Château de Bois-Bouzon
Élégant pavillon Louis XIII niché au cœur du Berry, le château de Bois-Bouzon dévoile une architecture sobre et raffinée signée Jean Lejuge, maître d'œuvre attitré des Condé, avec ses frontons cintrés et ses boiseries intérieures préservées.
Histoire
Au cœur du Cher, dans la campagne tranquille de Farges-en-Septaine, le château de Bois-Bouzon constitue un témoignage discret mais précieux de l'architecture seigneuriale du règne de Louis XIII. Loin des fastueuses résidences royales qui monopolisent les regards, ce pavillon de qualité représente avec éloquence l'art de bâtir d'un gentilhomme de robe au XVIIe siècle : une demeure de prestige mesurée, où la sobriété du Berry dialogue avec le goût classique naissant de Paris. Ce qui distingue Bois-Bouzon de tant d'autres manoirs provinciaux, c'est avant tout la cohérence remarquable de son ensemble : le pavillon principal, ses communs symétriques et sa porte cochère à fronton forment un tout architectural homogène, conçu d'un seul souffle par Jean Lejuge.

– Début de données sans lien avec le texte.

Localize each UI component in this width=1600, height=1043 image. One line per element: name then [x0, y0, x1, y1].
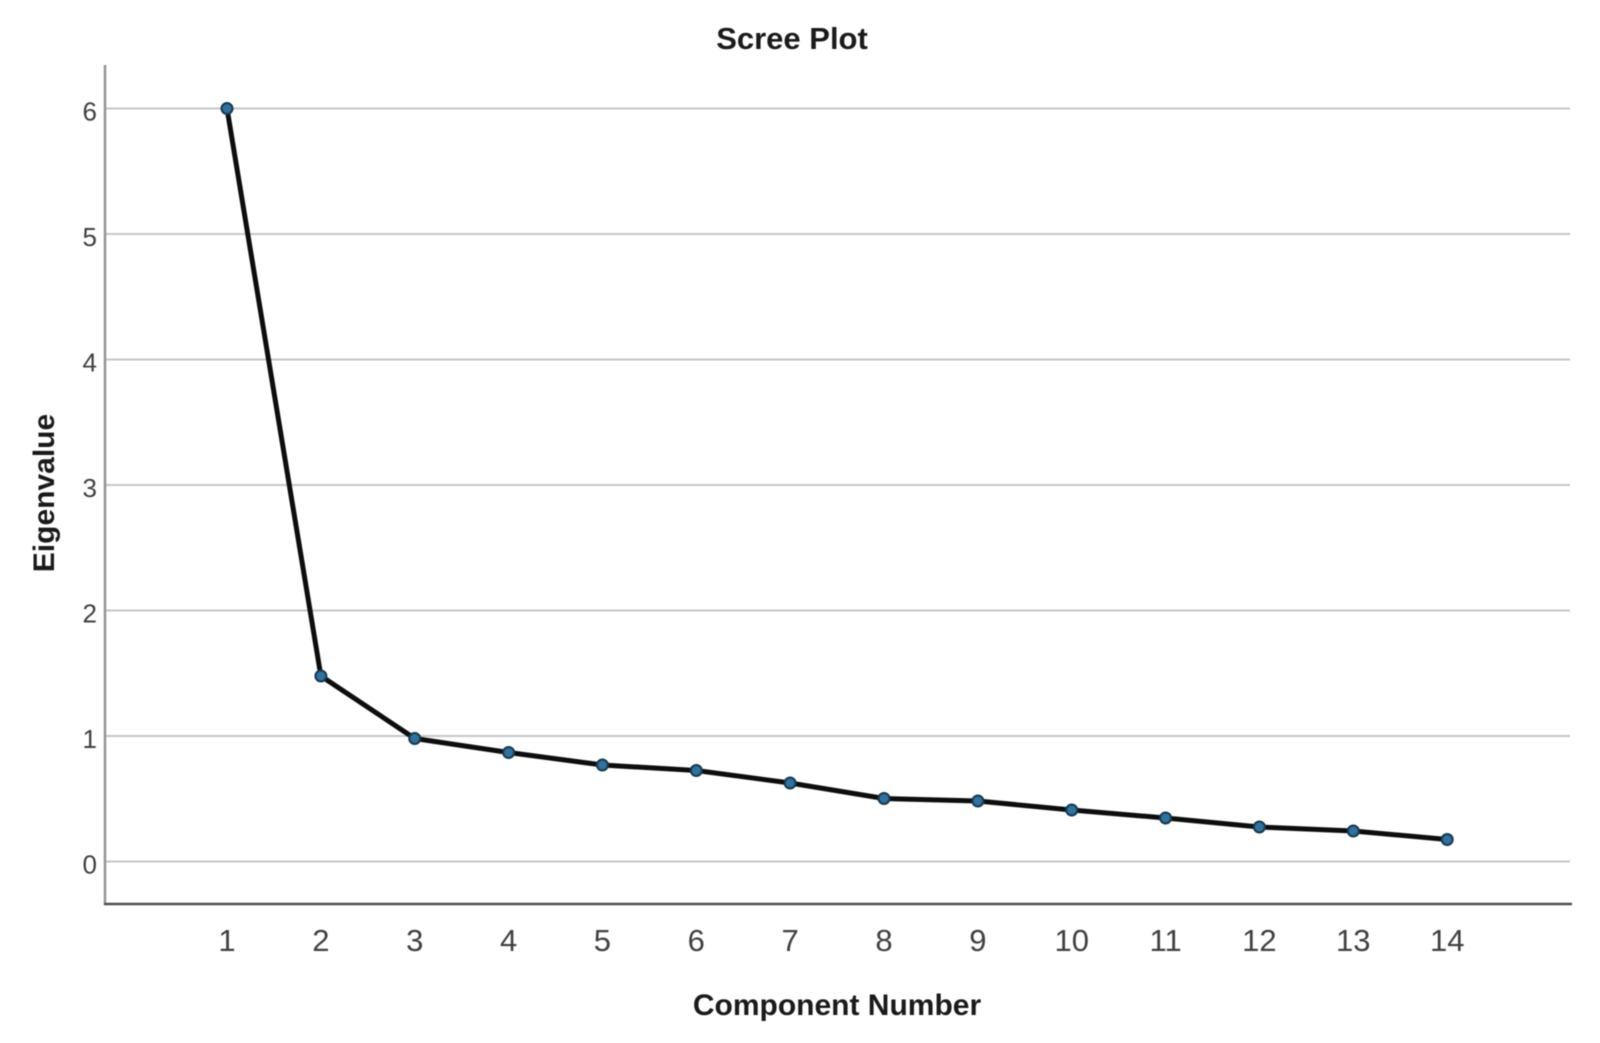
svg-text:12: 12	[1242, 923, 1276, 958]
svg-text:8: 8	[875, 923, 892, 958]
svg-text:13: 13	[1336, 923, 1370, 958]
svg-text:2: 2	[83, 599, 97, 629]
svg-text:Scree Plot: Scree Plot	[716, 21, 868, 56]
svg-text:1: 1	[218, 923, 235, 958]
svg-text:9: 9	[969, 923, 986, 958]
svg-text:5: 5	[594, 923, 611, 958]
svg-text:11: 11	[1150, 923, 1182, 958]
svg-text:4: 4	[83, 348, 97, 378]
svg-text:6: 6	[688, 923, 705, 958]
svg-text:2: 2	[312, 923, 329, 958]
svg-text:1: 1	[83, 724, 97, 754]
svg-text:5: 5	[83, 222, 97, 252]
svg-text:14: 14	[1430, 923, 1464, 958]
svg-text:10: 10	[1054, 923, 1088, 958]
svg-text:Eigenvalue: Eigenvalue	[28, 414, 61, 572]
svg-text:6: 6	[83, 97, 97, 127]
svg-text:3: 3	[406, 923, 423, 958]
svg-text:7: 7	[781, 923, 798, 958]
svg-text:4: 4	[500, 923, 517, 958]
svg-text:Component Number: Component Number	[693, 989, 982, 1022]
svg-text:0: 0	[83, 850, 97, 880]
svg-text:3: 3	[83, 473, 97, 503]
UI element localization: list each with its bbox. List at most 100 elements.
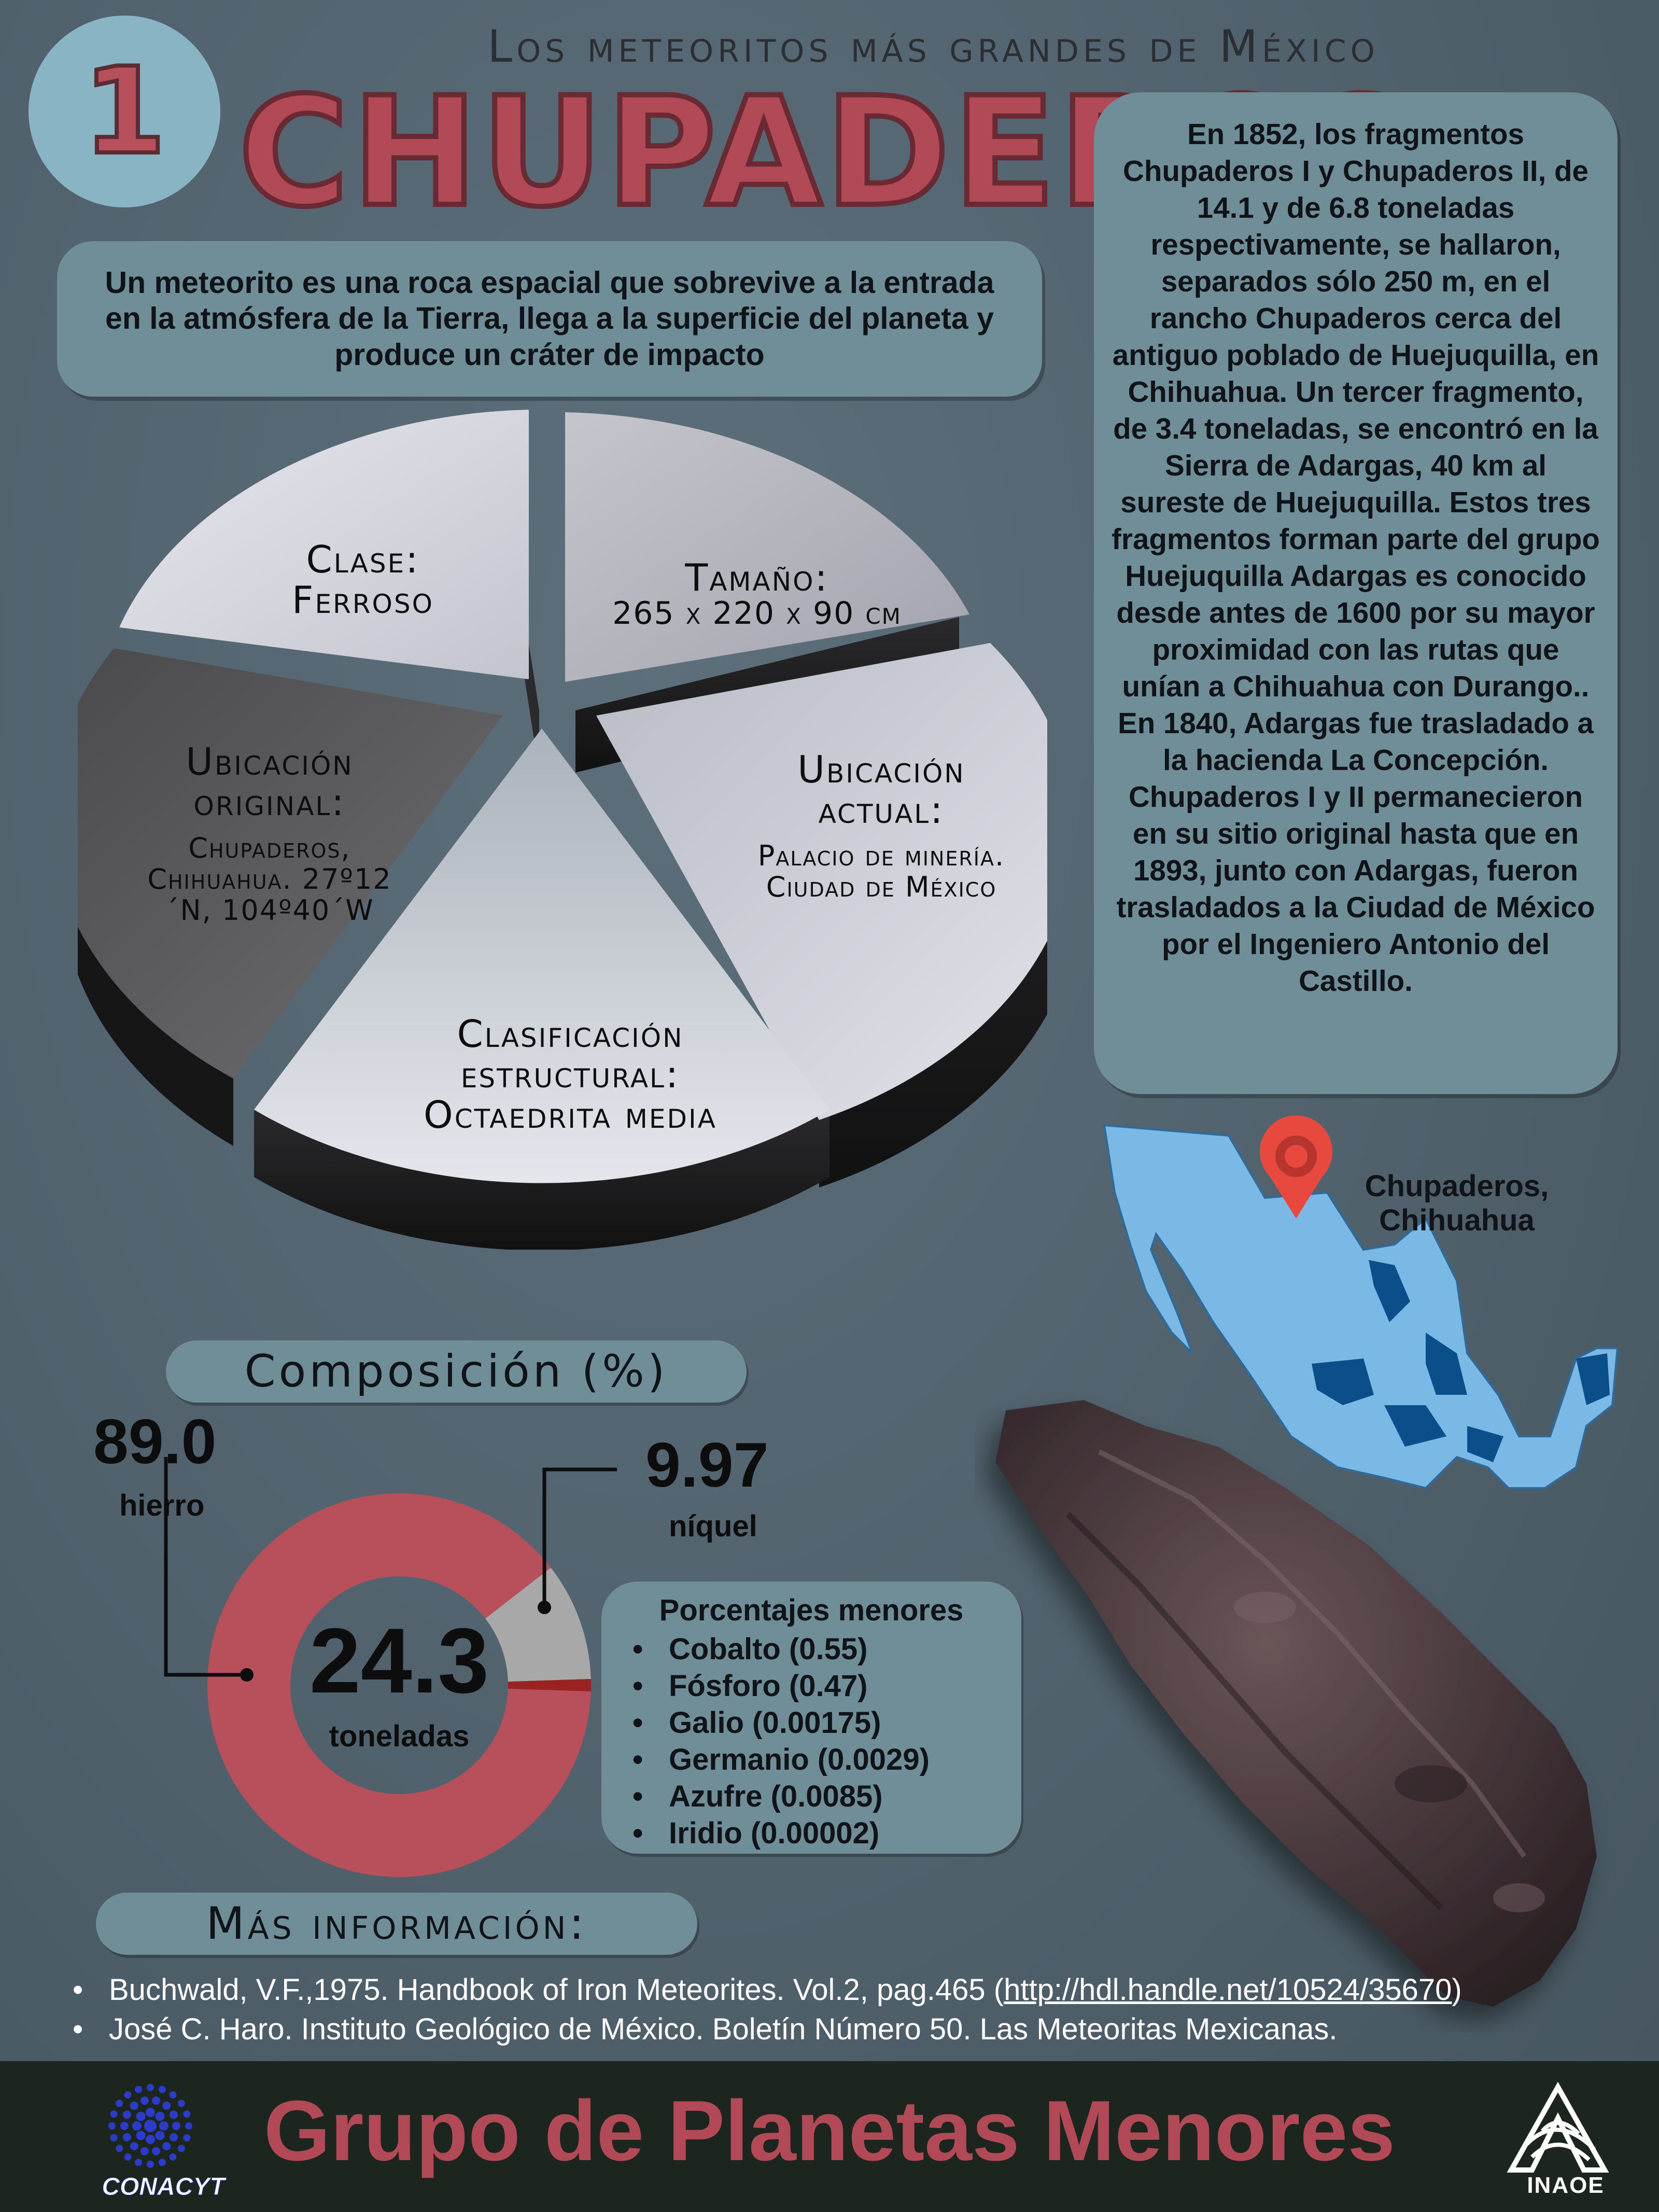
fact-tamano-heading: Tamaño:: [685, 556, 829, 599]
conacyt-dot: [124, 2091, 132, 2099]
pie-side-clasif: [254, 1110, 830, 1250]
fact-ubicacion-actual: Ubicación actual: Palacio de minería. Ci…: [726, 749, 1037, 903]
fact-clase-heading: Clase:: [306, 538, 420, 581]
donut-slices: [207, 1493, 591, 1877]
conacyt-dot: [185, 2122, 192, 2130]
fact-clasificacion-heading: Clasificación estructural:: [457, 1012, 684, 1096]
composition-title: Composición (%): [166, 1340, 747, 1403]
rank-number: 1: [81, 40, 168, 183]
pie-side-original: [78, 736, 233, 1146]
mexico-region-3: [1312, 1359, 1374, 1405]
mass-value: 24.3: [309, 1609, 489, 1712]
footer: CONACYT Grupo de Planetas Menores INAOE: [0, 2061, 1659, 2212]
list-item: Iridio (0.00002): [632, 1815, 930, 1852]
definition-text: Un meteorito es una roca espacial que so…: [105, 265, 994, 372]
conacyt-dot: [120, 2122, 129, 2130]
conacyt-dot: [135, 2085, 143, 2093]
iron-value: 89.0: [93, 1406, 217, 1477]
conacyt-dot: [110, 2110, 118, 2118]
conacyt-dot: [162, 2142, 171, 2151]
mexico-map: [1103, 1115, 1619, 1490]
conacyt-dot: [130, 2142, 138, 2151]
conacyt-dot: [177, 2099, 185, 2107]
conacyt-dot: [122, 2110, 131, 2119]
conacyt-dot: [136, 2111, 146, 2121]
definition-box: Un meteorito es una roca espacial que so…: [57, 241, 1042, 397]
conacyt-dot: [169, 2153, 177, 2161]
fact-clase: Clase: Ferroso: [207, 539, 518, 620]
conacyt-dot: [110, 2134, 118, 2141]
pie-slice-actual: [596, 643, 1047, 1120]
reference-link[interactable]: http://hdl.handle.net/10524/35670: [1004, 1973, 1452, 2007]
mass-label: toneladas: [329, 1719, 470, 1753]
composition-donut: [164, 1457, 591, 1877]
conacyt-dot: [159, 2121, 168, 2131]
conacyt-dot: [130, 2101, 138, 2110]
conacyt-dot: [177, 2145, 185, 2152]
reference-tail: ): [1452, 1973, 1462, 2007]
conacyt-dot: [162, 2101, 171, 2110]
conacyt-dot: [116, 2099, 123, 2107]
reference-item: José C. Haro. Instituto Geológico de Méx…: [73, 2010, 1462, 2049]
conacyt-dot: [146, 2135, 155, 2144]
rank-badge: 1: [29, 16, 220, 207]
conacyt-label: CONACYT: [102, 2173, 225, 2201]
conacyt-dot: [116, 2145, 123, 2152]
fact-ubicacion-original: Ubicación original: Chupaderos, Chihuahu…: [119, 741, 420, 926]
minor-percentages-list: Cobalto (0.55) Fósforo (0.47) Galio (0.0…: [632, 1631, 930, 1852]
reference-item: Buchwald, V.F.,1975. Handbook of Iron Me…: [73, 1970, 1462, 2010]
minor-percentages-title: Porcentajes menores: [659, 1593, 964, 1627]
nickel-value: 9.97: [645, 1430, 769, 1500]
map-location-label: Chupaderos, Chihuahua: [1365, 1169, 1549, 1237]
conacyt-dot: [170, 2133, 178, 2141]
conacyt-dot: [140, 2147, 149, 2155]
footer-title: Grupo de Planetas Menores: [263, 2083, 1396, 2178]
mexico-region-5: [1576, 1353, 1610, 1405]
conacyt-dot: [170, 2110, 178, 2119]
iron-label: hierro: [119, 1489, 205, 1522]
inaoe-label: INAOE: [1527, 2173, 1605, 2198]
mexico-region-4: [1384, 1405, 1446, 1447]
fact-tamano-value: 265 x 220 x 90 cm: [612, 595, 902, 632]
iron-leader-line: [164, 1457, 247, 1677]
reference-text: José C. Haro. Instituto Geológico de Méx…: [109, 2012, 1338, 2046]
donut-slice-hierro: [207, 1493, 591, 1877]
conacyt-dot: [152, 2147, 161, 2155]
conacyt-dot: [146, 2108, 155, 2117]
fact-tamano: Tamaño: 265 x 220 x 90 cm: [575, 557, 938, 629]
iron-leader-dot: [240, 1668, 254, 1682]
fact-clasificacion-value: Octaedrita media: [424, 1093, 717, 1137]
nickel-label: níquel: [669, 1509, 757, 1543]
conacyt-dot: [144, 2120, 157, 2132]
more-info-title: Más información:: [96, 1893, 697, 1955]
conacyt-dot: [172, 2122, 180, 2130]
fact-ubicacion-original-value: Chupaderos, Chihuahua. 27º12´N, 104º40´W: [147, 832, 392, 927]
history-text: En 1852, los fragmentos Chupaderos I y C…: [1112, 118, 1600, 997]
list-item: Fósforo (0.47): [632, 1668, 930, 1704]
pie-slice-original: [78, 648, 503, 1079]
conacyt-dot: [155, 2111, 165, 2121]
pie-slice-tamano: [565, 412, 969, 682]
references-list: Buchwald, V.F.,1975. Handbook of Iron Me…: [73, 1970, 1462, 2049]
inaoe-logo-icon: [1507, 2082, 1609, 2173]
conacyt-dot: [158, 2159, 166, 2166]
conacyt-logo-icon: [108, 2084, 192, 2168]
list-item: Azufre (0.0085): [632, 1778, 930, 1815]
conacyt-dot: [169, 2091, 177, 2099]
conacyt-dot: [155, 2131, 165, 2140]
location-pin-icon: [1260, 1115, 1332, 1219]
pie-slice-clase: [119, 410, 529, 679]
facts-pie: [78, 410, 1047, 1250]
mexico-region-2: [1426, 1333, 1467, 1395]
list-item: Cobalto (0.55): [632, 1631, 930, 1668]
fact-clase-value: Ferroso: [292, 578, 434, 622]
conacyt-dot: [132, 2121, 142, 2131]
fact-clasificacion: Clasificación estructural: Octaedrita me…: [337, 1014, 804, 1135]
mexico-region-1: [1369, 1260, 1410, 1322]
pie-slice-clasif: [254, 729, 830, 1183]
nickel-leader: [538, 1467, 617, 1614]
donut-slice-níquel: [485, 1567, 591, 1682]
conacyt-dot: [152, 2096, 161, 2105]
history-box: En 1852, los fragmentos Chupaderos I y C…: [1094, 92, 1618, 1094]
list-item: Galio (0.00175): [632, 1704, 930, 1741]
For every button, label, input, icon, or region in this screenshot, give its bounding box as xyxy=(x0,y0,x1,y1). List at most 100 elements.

Cette unité de conception est rare pour un édifice rural du premier XVIIe siècle, où les ajouts et remaniements successifs effacent trop souvent la lisibilité du projet originel. Ici, le visiteur perçoit encore l'intention de l'architecte dans toute sa clarté. La visite réserve une surprise intérieure de choix : deux pièces du rez-de-chaussée conservent leurs boiseries d'époque, vestige précieux du décor original. Ces lambris témoignent du soin apporté à l'intérieur d'une demeure conçue pour un parlementaire parisien qui entendait affirmer son rang nouvellement acquis en Berry. Chaque détail — les clefs saillantes des fenêtres, les lucarnes de pierre rythmant le comble — révèle la main d'un artisan rompu aux exigences d'une clientèle aristocratique. Le cadre environnant, caractéristique du bocage berrichon avec ses horizons doux et ses lumières veloutées, renforce l'impression d'authenticité qui se dégage du lieu. Bois-Bouzon n'est pas un château de parade ; c'est une demeure habitée, conçue pour une vie seigneuriale élégante mais enracinée dans sa province. Pour l'amateur d'architecture classique française ou pour le voyageur en quête de patrimoine moins fréquenté, il offre une expérience de découverte intimiste et sincère.
Architecture
Le château de Bois-Bouzon adopte le schéma typique du pavillon seigneurial louisquatorzien dans sa formule berrichonne : un corps de logis unique s'élevant sur un rez-de-chaussée surélevé et un étage, coiffé d'un comble à la française rythmé de lucarnes en pierre de taille. La façade principale, enduite sur moellons, joue la carte de la sobriété classique chère aux architectes de la première moitié du XVIIe siècle. Les fenêtres, encadrées de pierre de taille, sont surmontées de frontons cintrés animés de clefs saillantes — détail décoratif d'une belle élégance qui trahit la main d'un architecte formé aux canons de l'époque. L'organisation de l'avant-cour révèle la maîtrise de Jean Lejuge dans la composition d'ensemble : deux corps de communs symétriques, datant de la même campagne de construction, encadrent la cour d'honneur et lui confèrent une dignité toute classique. La clôture de cette cour par une porte cochère en pierre de taille, couronnée d'un fronton et flanquée d'une poterne, achève de donner à l'ensemble une lecture architecturale lisible et hiérarchisée. Cette cohérence compositionnelle est l'un des atouts majeurs du site. À l'intérieur, le rez-de-chaussée conserve deux pièces ornées de boiseries d'époque, vestige du décor originel XVIIe siècle particulièrement bien préservé en région berrichonne. Ces lambris témoignent du soin apporté à l'aménagement intérieur et offrent un aperçu authentique de la vie seigneuriale sous Louis XIII. L'ensemble des matériaux — moellons locaux enduits pour les murs, pierre de taille pour les éléments décoratifs et structurels — est caractéristique de la construction berrichonne de qualité à cette période.